Sidekick was trained solely on AHN’s and Highmark’s own data, he noted. 

“It’s trained on our own data, and it’s closed, so there’s no leakage whatsoever. That allows us to then put anything we want into it. And we have firewalls between Highmark and AHN, so as far as PHI protection is concerned, it’s all been figured out,” Barad said.

Barad is a clinician himself — a pediatric gastroenterologist who still practices. He knows firsthand that the ability to safely input patient data into a generative AI model and ask questions can be game-changing, he declared.

Nurses and doctors sometimes spend multiple hours a day writing letters for various administrative tasks — and this is a problem that Sidekick can help with, Barad noted.

“A huge part of my staff’s time is spent writing letters —  filling out the paperwork for prior authorizations, sending appeals, ordering medications.
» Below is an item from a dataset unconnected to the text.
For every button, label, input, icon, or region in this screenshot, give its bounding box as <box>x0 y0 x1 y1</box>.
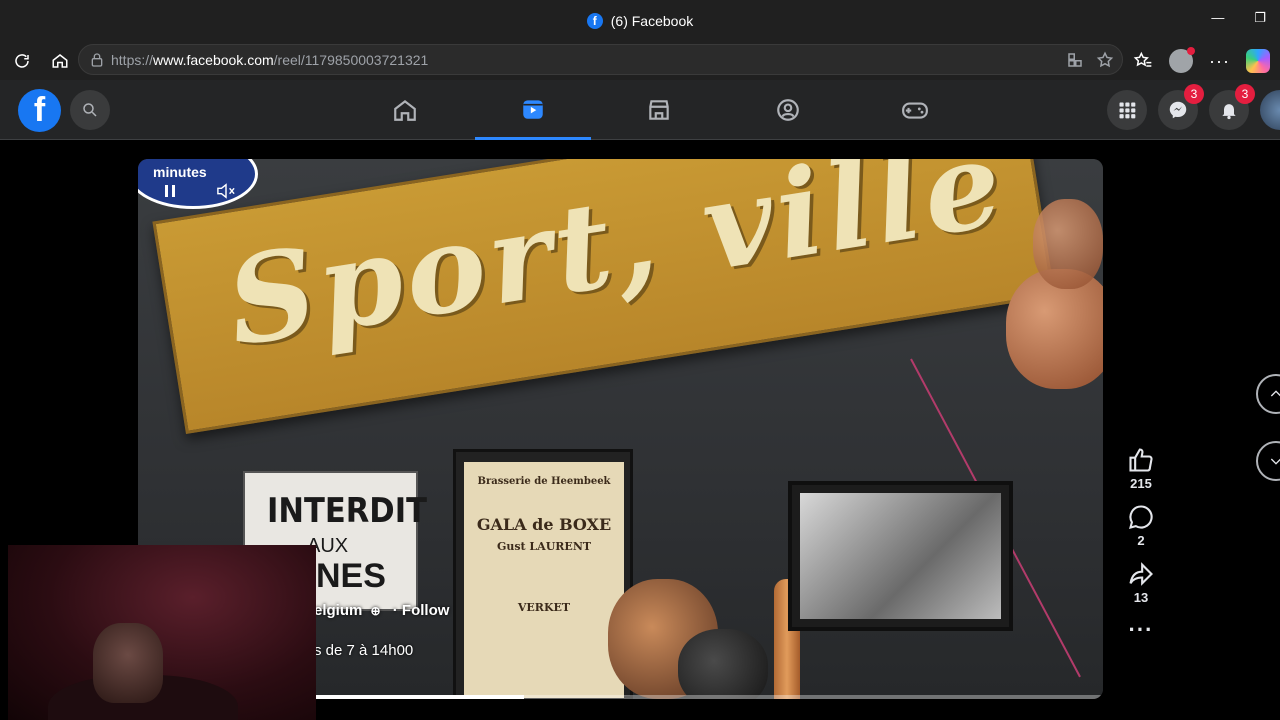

They do a lot of letter writing,” he said. “There’s now this ability internally for us to say ‘Hey, write me a prior auth letter using this patient’s chart information.’”

Clinicians didn’t choose their profession to be consumed by administrative tasks like letter writing, Barad pointed out. Sidekick seeks to reduce that administrative burden so that clinicians can spend more time with patients and practice at the top of their licenses, he explained.

AHN’s medical students and residents are also beginning to utilize Sidekick in their daily work, Barad added. It can help answer specific questions without having to seek advice from a more experienced colleague. This is not to say that clinical mentorship can be replaced by AI — but as the provider burnout crisis persists, there are some questions that require the expertise of a colleague and some that can be more quickly and efficiently answered by a large language model.

Barad expects AHN’s staff members to experiment with various use cases for the tool over the coming months and years.